Why does internal audit matter?
Internal audit matters because we deal with issues that count to the organisations we serve. Through our work, we help the people who run organisations to do so effectively on behalf of their stakeholders. For government organisations, those stakeholders include the public; that’s you and me.
What do internal auditors actually do?
We help organisations succeed. That’s a big statement, which needs explaining.
To succeed, organisations need to have objects and they need to manage pitfalls that might have an effect on them meeting those objects. All organisations, like all individualities, constantly face pitfalls. A threat is simply an event that should it do, will have an effect on meeting an ideal.
We give assurance, which means that we look at the systems and processes designed to help organisations manage pitfalls and thus meet their objectives.
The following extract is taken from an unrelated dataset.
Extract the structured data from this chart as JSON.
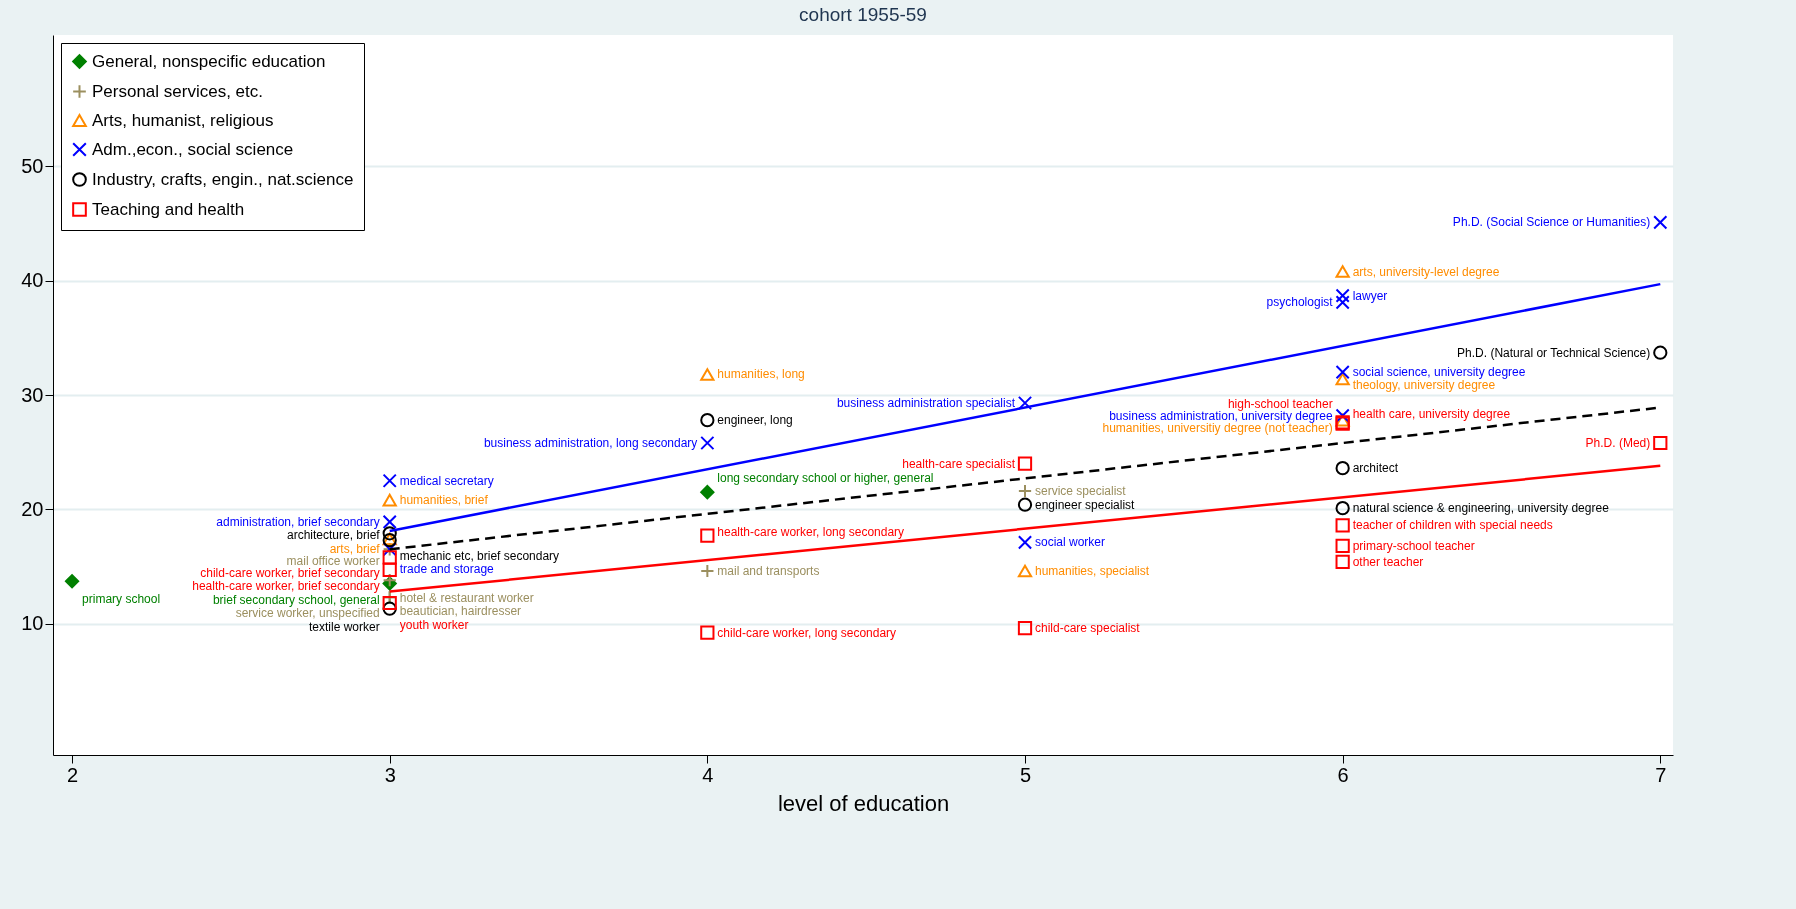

We also tell the people who run the organisations how well those systems and processes are working to manage those risks and how they can improve them.
We provide consultancy, which means we help organisations make improvements to their systems and processes. We might do that by providing advice, facilitation and training, but not by actually doing the work. We don’t do the work because if we were later asked to assure it, our independence would be in doubt.
What does it take to be an auditor?
Apart from a cape, and flashy tights,( to be clear – I’m joking about that), auditors need curiosity. As the popular wartime entertainer George Formby put it, for a nosey parker, it’s an intriguing job ’. We need curiosity because we need to find out what’s really passing before we can reach an opinion on it.
We need terrier-like digging skills to gather the evidence to give us a sound basis for our opinion. We need to look, listen and question. Then we need analysis skills to make sense of the evidence we gather; looking at patterns and trends, and testing different sources of information against each other to see how it all heaps up. Conclusions infrequently fall into our stage fully formed because if effects were that simple, our guests wouldn’t need our help.
Then we need to be resilient because we must be willing to back our own judgement and stand up for what’s right. We need to see the big picture too and understand what really matters. From beforehand in our careers, we talk to people right at the top of organisations about their biggest issues. Those people haven’t got time for trivia, which makes jitters of sword handy too.
Whilst we’re known for being fond of them in our work, there really is no template for being an auditor. We need a mix of skills and knowledge and come from all sorts of backgrounds; diversity really is our strength.